Diabetes Blog Week, Day 1, Message Monday: Let's kick off the week by talking about why we are here, in the diabetes blog space. What is the most important diabetes awareness message to you? Why is that message important for you, and what are you trying to accomplish by sharing it on your blog?
Yesterday I celebrated the one year anniversary of my published book about diabetes, Maddie's Me Bag. 366 days ago the delivery truck brought 1,800 copies to my home. Ahhhhhh...my house smelled like paper for a few days. Maddie (yes, sometimes I feel like she is a real person, "Maddie is on her way from Texas!") has led me to experiences and relationships I never dreamed of. I like to think that the book has helped me as much as I hope it has helped others....
The intention of Maddie's Me Bag was to educate others about diabetes and support those who have it. Through Amazon reviews and several conversations, I have realized that the book represents more than that: we all have things that make us feel different and it is time to share them and celebrate our uniqueness.
Over the last 12 months, I have realized that I LOVE AUTHOR VISITS to schools. Yes, with my "big girl job" I had to be creative with personal days and days off from teaching. I visited 9+ schools this year, I spoke to a high school staff and presented to 2 district support groups. I. Love. This. I love meeting people and celebrating what makes me unique. Yes, I have Type 1 diabetes, but it is not going to define who I am.
When I visit schools, my focus is on the publishing process. Of course, diabetes is discussed, primarily as my story idea. Using a slideshow and props, I share the manuscript, all of the editing pages and illustration development. The presentation concludes with a reading of the book. I tell the students and staff that the pages' slides contain no words, only illustrations. This was not a mistake, but this process allows the audience to listen to the words while studying the illustrations' emotions and details. All of this while thinking about the writing tips and steps previously discussed.

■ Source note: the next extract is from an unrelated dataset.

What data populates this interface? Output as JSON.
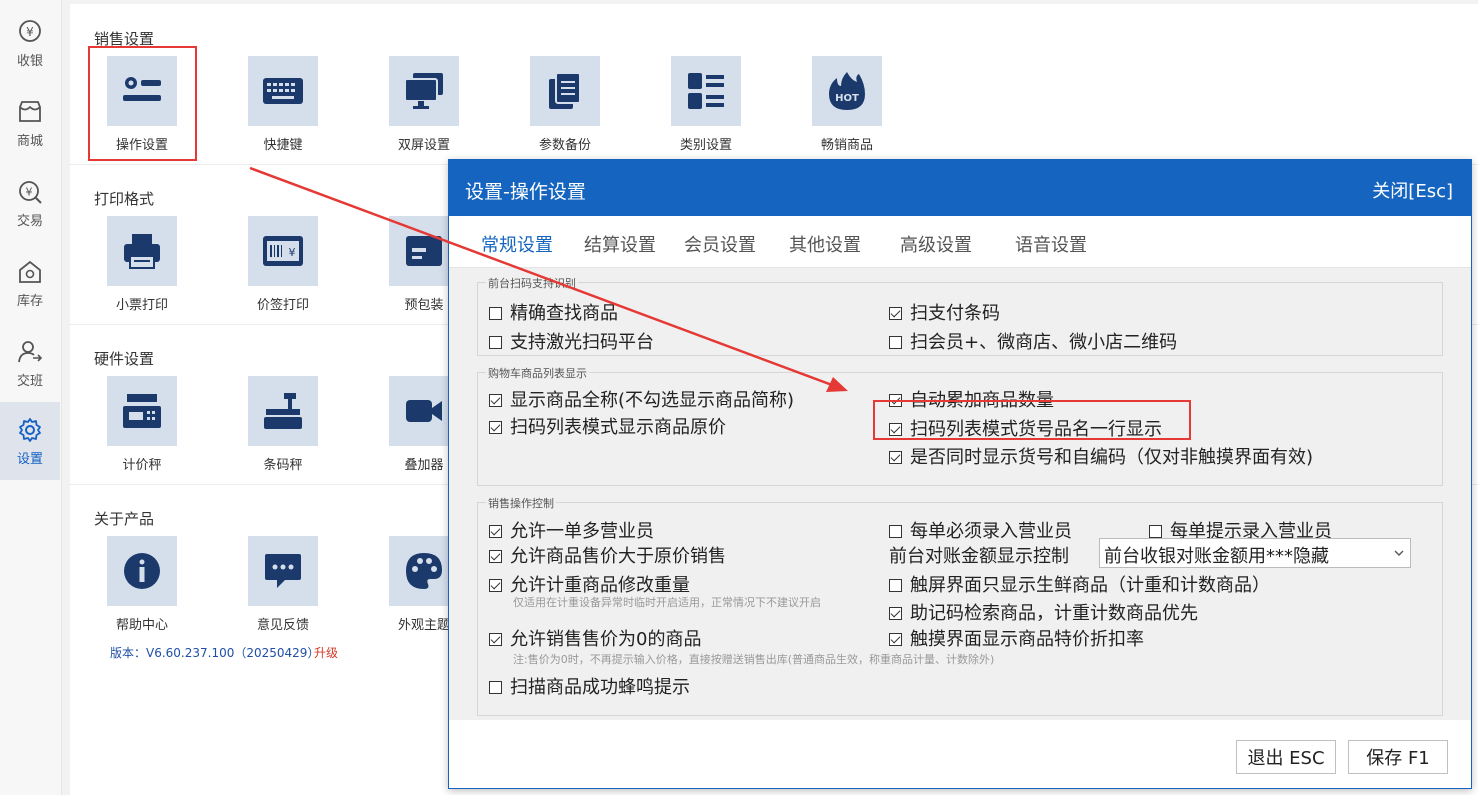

Then I come to a particular page. I tell the audience that this is my favorite page and it is so special that I included the words on the slide. After I read the page, I ask if the students know why I like this page the best.
Here is when I admit I am a cheeseball. I choke up each and every time I read this page, including the words,
"I'm okay. I can do everything you can."
YOU BETTER BELIEVE IT! Yes, Maddie has diabetes. Yes, she shares the tools and resources she needs to lead a happy and healthy life. More importantly, she shares other items that aren't related to diabetes that make her special. DIABETES DOES NOT DEFINE WHO SHE IS!
A child's lens may reveal a feeling of difference or isolation. It might be diabetes. It might be a food allergy. It could be a learning disability. Whatever the situation, we should be proud of who we are. We are never, ever, alone.